Il supereuro minaccia la ripresa economica di Eurolandia, già piuttosto fragile. Col cambio dollaro-euro ormai a pochi centesimi da quota 1,50, i ministri finanziari dell’Eurogruppo, riuniti al castello di Senningen in Lussemburgo, incominciano a porsi il problema. La forza della moneta europea, o meglio la debolezza di quella americana, danneggia l’export: in agosto, le esportazioni europee verso il resto del mondo sono diminuite del 23% rispetto allo stesso mese del 2008. C’è di mezzo la crisi, è vero; ma c’è di mezzo anche un cambio molto sfavorevole. Dall’inizio dell’anno la moneta europea si è apprezzata di circa il 20% rispetto a quella statunitense e, in parallelo, su quella cinese.

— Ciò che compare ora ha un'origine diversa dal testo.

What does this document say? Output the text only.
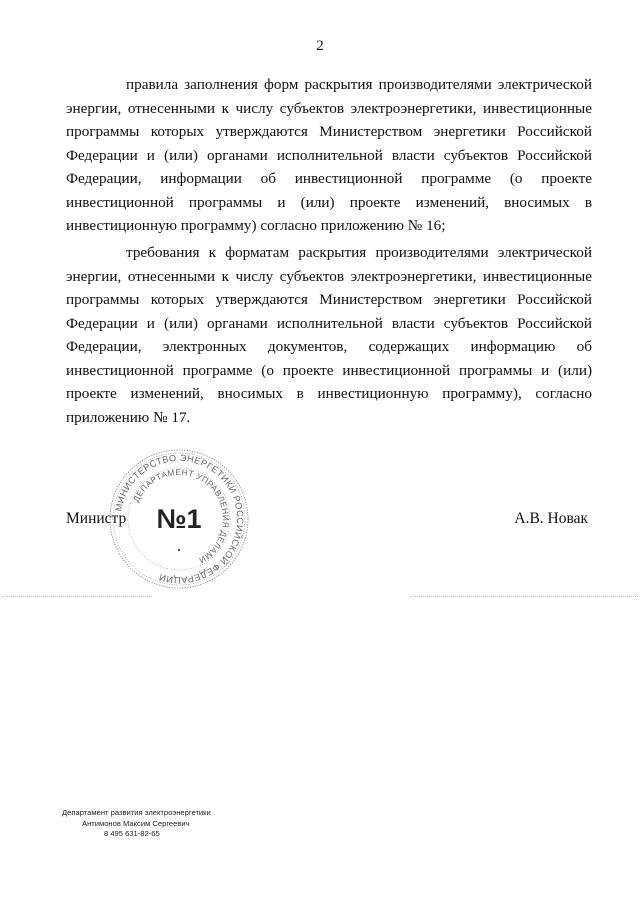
2

правила заполнения форм раскрытия производителями электрической энергии, отнесенными к числу субъектов электроэнергетики, инвестиционные программы которых утверждаются Министерством энергетики Российской Федерации и (или) органами исполнительной власти субъектов Российской Федерации, информации об инвестиционной программе (о проекте инвестиционной программы и (или) проекте изменений, вносимых в инвестиционную программу) согласно приложению № 16;

требования к форматам раскрытия производителями электрической энергии, отнесенными к числу субъектов электроэнергетики, инвестиционные программы которых утверждаются Министерством энергетики Российской Федерации и (или) органами исполнительной власти субъектов Российской Федерации, электронных документов, содержащих информацию об инвестиционной программе (о проекте инвестиционной программы и (или) проекте изменений, вносимых в инвестиционную программу), согласно приложению № 17.

Министр	А.В. Новак
МИНИСТЕРСТВО ЭНЕРГЕТИКИ РОССИЙСКОЙ ФЕДЕРАЦИИ
ДЕПАРТАМЕНТ УПРАВЛЕНИЯ ДЕЛАМИ
№1
Департамент развития электроэнергетики
Антимонов Максим Сергеевич
8 495 631-82-65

L’analisi dei ministri è più o meno questa: se il calo del dollaro si ferma qui, l’Europa può sostenerla, anche se con qualche difficoltà; ma se la discesa della moneta americana dovesse proseguire - alcuni analisti parlano apertamente di un cambio di 1,60 dollari per euro alla fine dell’anno - allora le cose si farebbero davvero preoccupanti. Non ci sono risparmi sulla bolletta energetica, in quanto al calare del dollaro aumenta il prezzo del petrolio (ieri alle soglie di 80 dollari al barile, livello che non si vedeva da almeno un anno). Inoltre bisogna considerare che l’aggancio dello yuan cinese al dollaro pone grossi problemi anche per le nostre esportazioni verso il gigante asiatico. «È chiaro che nei prossimi mesi - dice il ministro delle Finanze austriaco Josef Proell - dovremo guardare al livello dell’euro nei confronti del dollaro e della valuta cinese». Il presidente dell’Eurogruppo, il lussemburghese Jean-Claude Junker si recherà presto a Pechino con il commissario Joaquin Almunia e il presidente della Bce, Jean-Claude Trichet, per sapere di più sulla politica monetaria cinese.
Nell’incontro di Lussemburgo, spostato nel castello di Senningen a causa della protesta dei produttori di latte che, con i loro trattori, hanno bloccato il centro della città, i sedici ministri finanziari dell’Eurozona - Giulio Tremonti in rappresentanza del nostro Paese - hanno fatto il punto sulla ripresa, e sulla situazione dei conti pubblici.

Sempre in agenda, ma a quanto pare senza sviluppi particolari, il tema della «exit strategy» dalle misure straordinarie prese dai governi europei per fronteggiare la crisi.
Oggi la riunione si allarga in Ecofin, con tutti i Paesi dell’Ue: si dovrebbe discutere di paradisi fiscali e, forse, di derivati.